Example 2. Consider the famous Eight Queens problem (8QP). That’s considerably harder than the above problem. Or is it?

Let’s represent a chess board in the computer using a 64-bit string, and make sure that exactly 8 bits are set to one to indicate the presence of a queen. We’ll devise a clever algorithm for coming up with candidate 64-bit solutions, and write code to check them for correctness. But the search space is 264, and that’s not a small number. It could easily take a year to run through that space, so the algorithm had better be pretty good!

But wait. If you put a queen in row R and column C, no other queen can be in row R or column C. Following that line of thinking, you can see that all possibly valid solutions can be represented by a permutation of the numbers 1 through 8. The first number in the permutation gives the column of the queen in the first row, and so on. There are only 8! = 40,320 possible arrangements that need to be checked. That’s a tiny number. We could program it up, use exhaustive search as our algorithm, and have a solution in well under a second!

Once again, a change of representation has a radical impact on what people would normally think of as the problem. But the problem isn’t changing at all. What’s happening is that when you choose a representation you have actually already begun to solve the problem. In fact, as the examples show, if you get the representation right enough the “problem” pretty much vanishes.

These are just two simple examples. There are many others. You may not be ready to generalize from them, but I am.

I think fundamental advances based almost solely on improved representation lie just ahead of us.

I think that If we adopt a better representation of information, things that currently look impossible may even cease to look like problems.
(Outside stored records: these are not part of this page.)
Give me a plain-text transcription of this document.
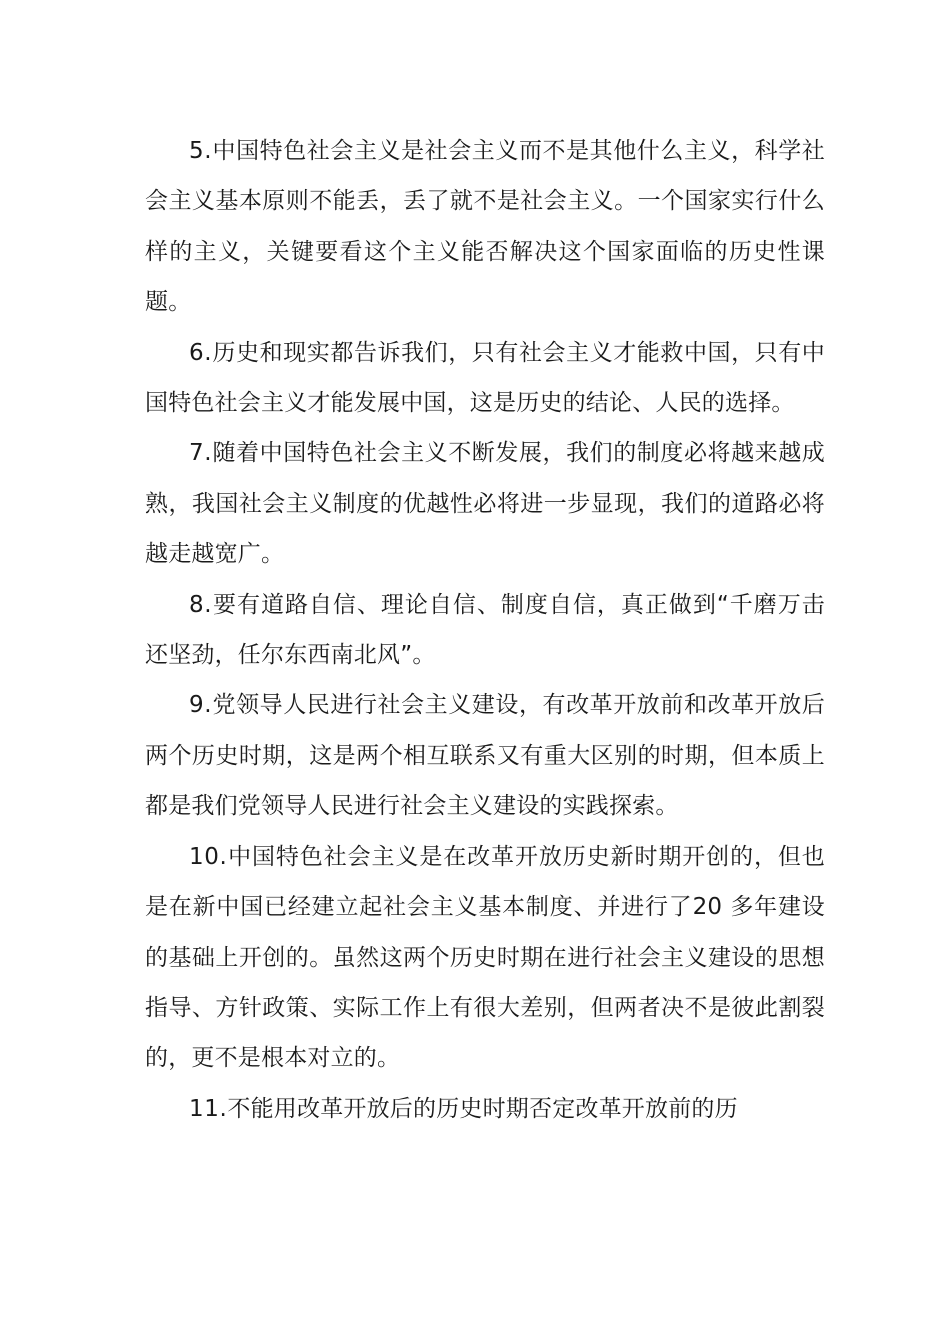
5.中国特色社会主义是社会主义而不是其他什么主义，科学社会主义基本原则不能丢，丢了就不是社会主义。一个国家实行什么样的主义，关键要看这个主义能否解决这个国家面临的历史性课题。

6.历史和现实都告诉我们，只有社会主义才能救中国，只有中国特色社会主义才能发展中国，这是历史的结论、人民的选择。

7.随着中国特色社会主义不断发展，我们的制度必将越来越成熟，我国社会主义制度的优越性必将进一步显现，我们的道路必将越走越宽广。

8.要有道路自信、理论自信、制度自信，真正做到“千磨万击还坚劲，任尔东西南北风”。

9.党领导人民进行社会主义建设，有改革开放前和改革开放后两个历史时期，这是两个相互联系又有重大区别的时期，但本质上都是我们党领导人民进行社会主义建设的实践探索。

10.中国特色社会主义是在改革开放历史新时期开创的，但也是在新中国已经建立起社会主义基本制度、并进行了20 多年建设的基础上开创的。虽然这两个历史时期在进行社会主义建设的思想指导、方针政策、实际工作上有很大差别，但两者决不是彼此割裂的，更不是根本对立的。

11.不能用改革开放后的历史时期否定改革开放前的历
There are other people who seem to believe this too, though perhaps implicitly. Web 3.0, whatever that is, can bring major advances without anyone needing to come up with new algorithms. Given a better representation we could even use dumb algorithms (though perhaps not pessimal algorithms) and yet do things that we can’t do with “smart” ones. I think this is the realization, justifiably exciting, that underlies the often vague talk of “web 3.0″, the “read/write web”, the “data web”, “data browsing”, the infinite possible futures of mash ups, etc.

This is why, to pick the most obvious target, I am certain that Google is not the last word in search. It’s probably not a smart idea to try to be smarter than Google. But if you build a computational system with a better underlying representation of information you may not need to be particularly intelligent at all. Things that some might think are related to “intelligence”, including the emergence of a sexy new “semantic” web, may not need much more than improved representation.
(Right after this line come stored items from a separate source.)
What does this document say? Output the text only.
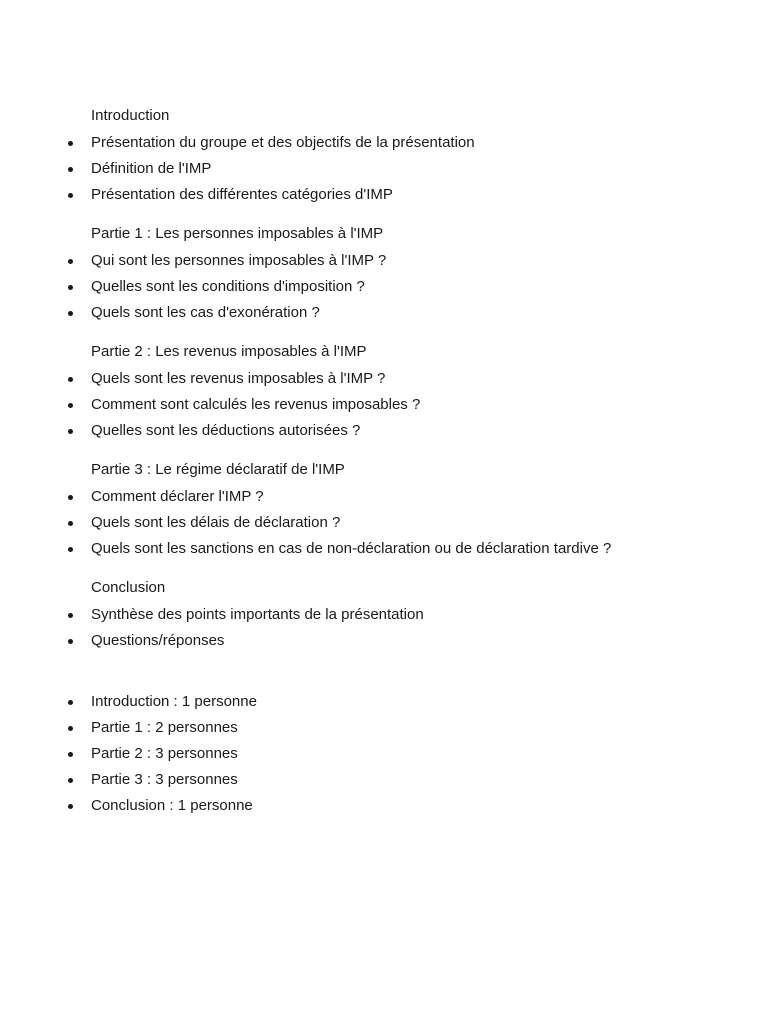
Introduction
Présentation du groupe et des objectifs de la présentation
Définition de l'IMP
Présentation des différentes catégories d'IMP
Partie 1 : Les personnes imposables à l'IMP
Qui sont les personnes imposables à l'IMP ?
Quelles sont les conditions d'imposition ?
Quels sont les cas d'exonération ?
Partie 2 : Les revenus imposables à l'IMP
Quels sont les revenus imposables à l'IMP ?
Comment sont calculés les revenus imposables ?
Quelles sont les déductions autorisées ?
Partie 3 : Le régime déclaratif de l'IMP
Comment déclarer l'IMP ?
Quels sont les délais de déclaration ?
Quels sont les sanctions en cas de non-déclaration ou de déclaration tardive ?
Conclusion
Synthèse des points importants de la présentation
Questions/réponses
Introduction : 1 personne
Partie 1 : 2 personnes
Partie 2 : 3 personnes
Partie 3 : 3 personnes
Conclusion : 1 personne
Give a 4-year-old a book with a 90%-obscured picture of a tiger in the jungle. Ask them what they see. Almost instantly they see the tiger. It seems incredible. Is the child solving a problem? Does the brain or the visual system use some fantastic algorithm that we’ve not yet discovered? Above I’ve given examples of how better representation can turn things that a priori seemed to require problem solving and algorithms into things that are actually trivial. We can extend the argument to intelligence. I suspect it’s easy to mistake someone with a good representation and a dumb algorithm as being somehow intelligent.

I bet that evolution has produced a representation of information in the brain that makes some problems (like visual pattern matching) non-existent. I.e., not problems at all. I bet that there’s basically no problem solving going on at all in some things people are tempted to think of as needing intelligence. The “algorithm”, and I hesitate to use that word, might be as simple as a form of (chemical) hill climbing, or something even more mundane. Perhaps everything we delight in romantically ascribing to native “intelligence” is really just a matter of representation.

That’s why I believe data (aka information representation) is so extremely important. That’s where we’re heading. It’s why I’m doing what I’m doing.